展示会出展・販路開拓に使える個人事業主向け補助金と申請のコツを解説

  • 税金

展示会出展や販路開拓には、小規模事業者向けの販路開拓補助金や自治体独自の出展支援など、個人事業主でも使える補助金があります。対象になりやすい経費、採択されやすい申請のコツ、後払いや申告までの注意点を整理しました。

新しい取引先を増やしたい、自分の商品やサービスを多くの人に知ってもらいたい。そう思って展示会への出展を検討すると、出展料やブース装飾、サンプル制作、交通費など、思った以上に費用がかさむことに気づきます。「お金をかけてまで出る価値があるのか」と二の足を踏んでしまう個人事業主の方は少なくありません。

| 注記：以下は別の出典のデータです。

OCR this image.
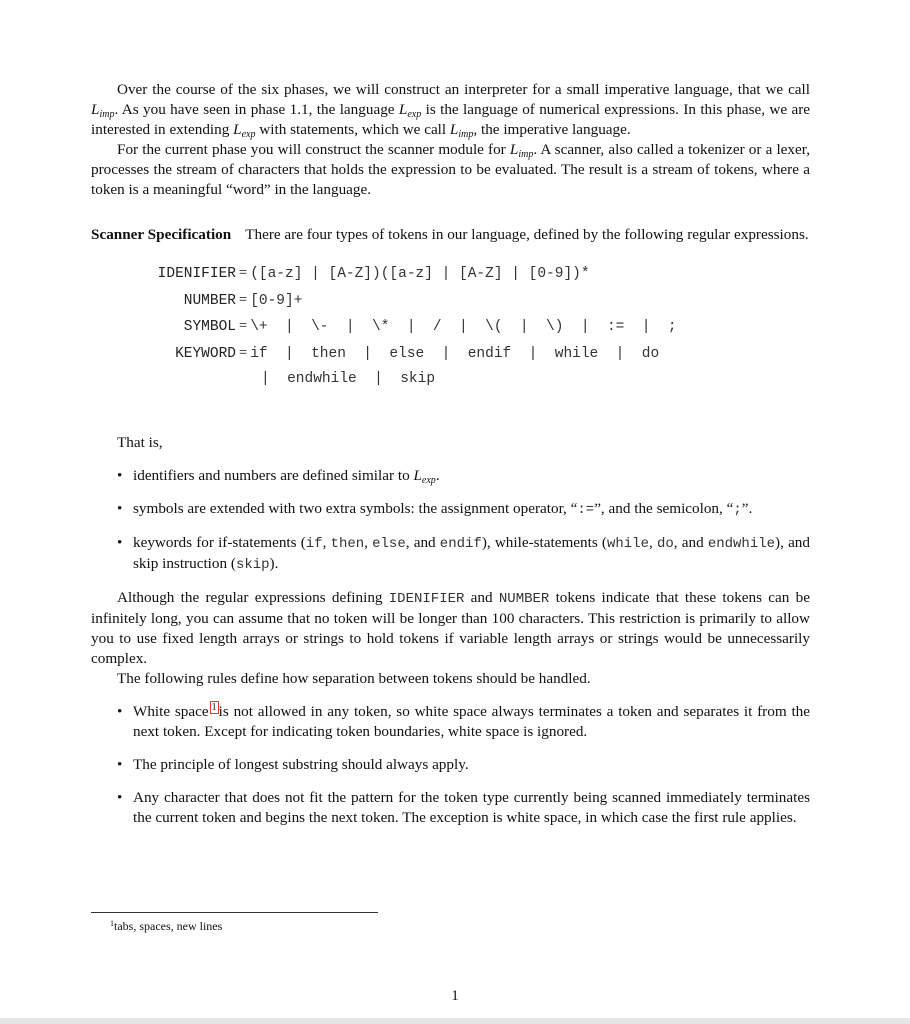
Over the course of the six phases, we will construct an interpreter for a small imperative language, that we call $L_{imp}$. As you have seen in phase 1.1, the language $L_{exp}$ is the language of numerical expressions. In this phase, we are interested in extending $L_{exp}$ with statements, which we call $L_{imp}$, the imperative language.

For the current phase you will construct the scanner module for $L_{imp}$. A scanner, also called a tokenizer or a lexer, processes the stream of characters that holds the expression to be evaluated. The result is a stream of tokens, where a token is a meaningful “word” in the language.

Scanner Specification There are four types of tokens in our language, defined by the following regular expressions.

IDENIFIER = ([a-z] | [A-Z])([a-z] | [A-Z] | [0-9])*
NUMBER = [0-9]+
SYMBOL = \+  |  \-  |  \*  |  /  |  \(  |  \)  |  :=  |  ;
KEYWORD = if  |  then  |  else  |  endif  |  while  |  do
|  endwhile  |  skip

That is,

• identifiers and numbers are defined similar to $L_{exp}$.
• symbols are extended with two extra symbols: the assignment operator, “:=”, and the semicolon, “;”.
• keywords for if-statements (if, then, else, and endif), while-statements (while, do, and endwhile), and skip instruction (skip).

Although the regular expressions defining IDENIFIER and NUMBER tokens indicate that these tokens can be infinitely long, you can assume that no token will be longer than 100 characters. This restriction is primarily to allow you to use fixed length arrays or strings to hold tokens if variable length arrays or strings would be unnecessarily complex.

The following rules define how separation between tokens should be handled.

• White space $^1$ is not allowed in any token, so white space always terminates a token and separates it from the next token. Except for indicating token boundaries, white space is ignored.
• The principle of longest substring should always apply.
• Any character that does not fit the pattern for the token type currently being scanned immediately terminates the current token and begins the next token. The exception is white space, in which case the first rule applies.
$^1$tabs, spaces, new lines
1
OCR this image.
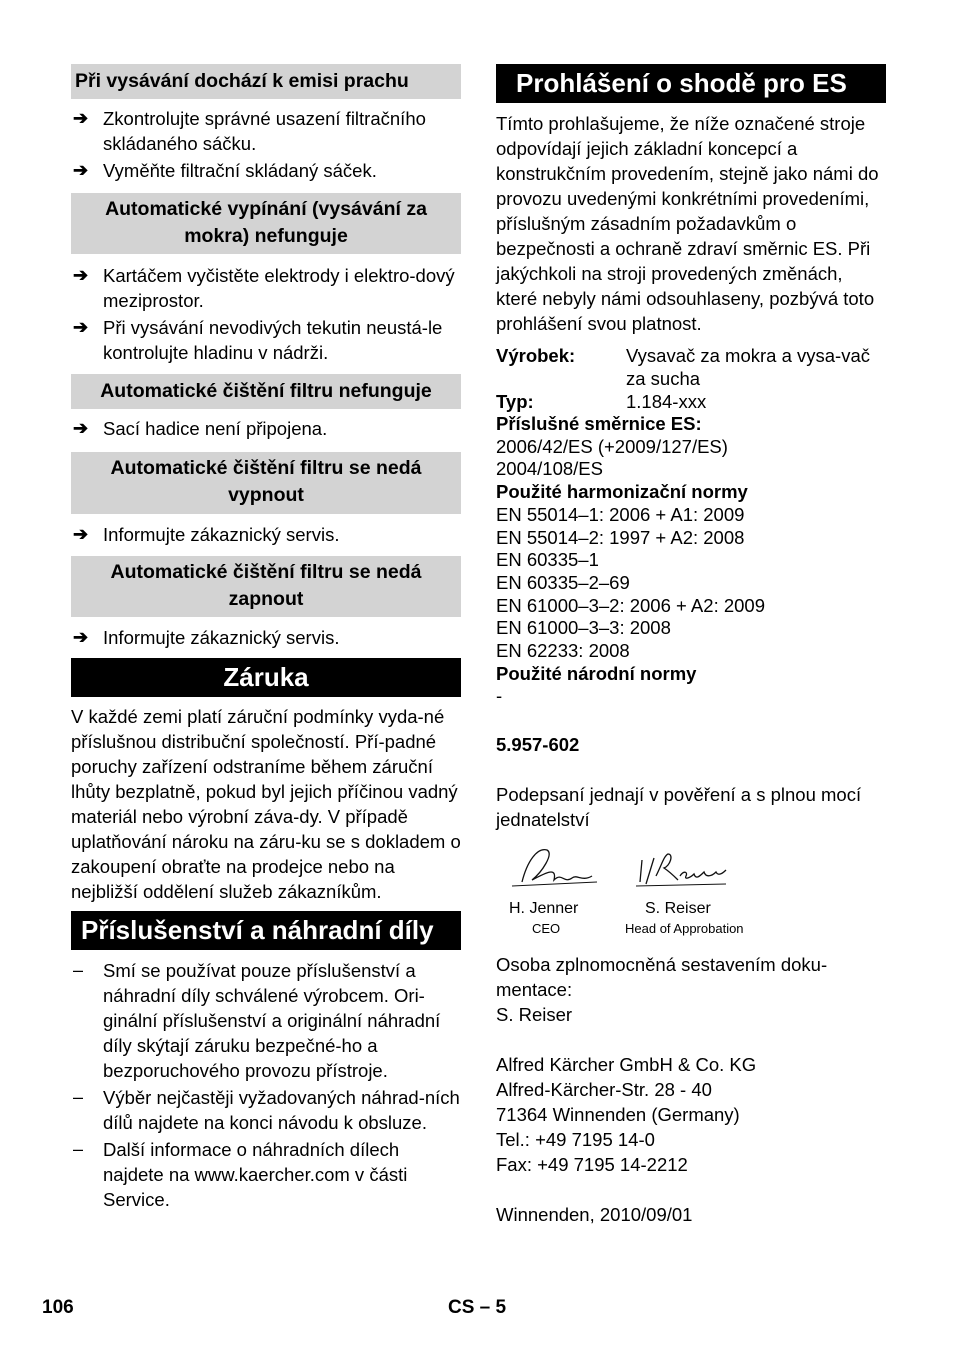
Při vysávání dochází k emisi prachu
➔ Zkontrolujte správné usazení filtračního skládaného sáčku.
➔ Vyměňte filtrační skládaný sáček.
Automatické vypínání (vysávání za mokra) nefunguje
➔ Kartáčem vyčistěte elektrody i elektro-dový meziprostor.
➔ Při vysávání nevodivých tekutin neustá-le kontrolujte hladinu v nádrži.
Automatické čištění filtru nefunguje
➔ Sací hadice není připojena.
Automatické čištění filtru se nedá vypnout
➔ Informujte zákaznický servis.
Automatické čištění filtru se nedá zapnout
➔ Informujte zákaznický servis.
Záruka
V každé zemi platí záruční podmínky vyda-né příslušnou distribuční společností. Pří-padné poruchy zařízení odstraníme během záruční lhůty bezplatně, pokud byl jejich příčinou vadný materiál nebo výrobní záva-dy. V případě uplatňování nároku na záru-ku se s dokladem o zakoupení obraťte na prodejce nebo na nejbližší oddělení služeb zákazníkům.
Příslušenství a náhradní díly
– Smí se používat pouze příslušenství a náhradní díly schválené výrobcem. Ori-ginální příslušenství a originální náhradní díly skýtají záruku bezpečné-ho a bezporuchového provozu přístroje.
– Výběr nejčastěji vyžadovaných náhrad-ních dílů najdete na konci návodu k obsluze.
– Další informace o náhradních dílech najdete na www.kaercher.com v části Service.
Prohlášení o shodě pro ES
Tímto prohlašujeme, že níže označené stroje odpovídají jejich základní koncepcí a konstrukčním provedením, stejně jako námi do provozu uvedenými konkrétními provedeními, příslušným zásadním požadavkům o bezpečnosti a ochraně zdraví směrnic ES. Při jakýchkoli na stroji provedených změnách, které nebyly námi odsouhlaseny, pozbývá toto prohlášení svou platnost.
Výrobek:	Vysavač za mokra a vysa-vač za sucha
Typ:	1.184-xxx
Příslušné směrnice ES:
2006/42/ES (+2009/127/ES)
2004/108/ES
Použité harmonizační normy
EN 55014–1: 2006 + A1: 2009
EN 55014–2: 1997 + A2: 2008
EN 60335–1
EN 60335–2–69
EN 61000–3–2: 2006 + A2: 2009
EN 61000–3–3: 2008
EN 62233: 2008
Použité národní normy
-
5.957-602
Podepsaní jednají v pověření a s plnou mocí jednatelství
H. Jenner
CEO
S. Reiser
Head of Approbation
Osoba zplnomocněná sestavením doku-mentace:
S. Reiser
Alfred Kärcher GmbH & Co. KG
Alfred-Kärcher-Str. 28 - 40
71364 Winnenden (Germany)
Tel.: +49 7195 14-0
Fax: +49 7195 14-2212
Winnenden, 2010/09/01
106	CS – 5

☑ 展示会に出てみたいけれど、ブース代や什器代の負担が大きくて踏み切れない

☑ 販路開拓に使える補助金があると聞いたが、どれが自分に合うのかわからない

☑ 申請書類が難しそうで、書き方や経費の対象範囲がイメージできない

展示会出展や販路開拓に使える代表的な補助金の種類、対象になりやすい経費、採択されやすい申請のコツを、個人事業主・フリーランス向けに整理します。自分に合った制度の探し方と準備の流れがイメージできるようになります。

展示会出展・販路開拓に補助金が使える理由

補助金は「販路開拓」を後押しする政策

国や自治体が補助金を出す背景には、小規模な事業者が新しい市場を開拓し、売上を伸ばして地域経済を活性化してほしいという狙いがあります。展示会への出展は、新規の取引先や顧客と出会う典型的な販路開拓の取り組みであり、多くの制度で補助の対象として明確に位置づけられています

つまり、展示会出展は「補助金と相性のよい使い道」です。広告宣伝やホームページ制作、チラシ・パンフレットの作成なども同じく販路開拓に含まれることが多く、展示会と組み合わせて計画すると、より厚みのある申請内容になります。

個人事業主でも対象になる制度は多い

「補助金は法人向けでは?」と思われがちですが、個人事業主やフリーランスでも申請できる制度はたくさんあります。とくに従業員の少ない小規模事業者を対象にした制度では、開業届を出して事業を営んでいれば、業種を問わず幅広く対象になります。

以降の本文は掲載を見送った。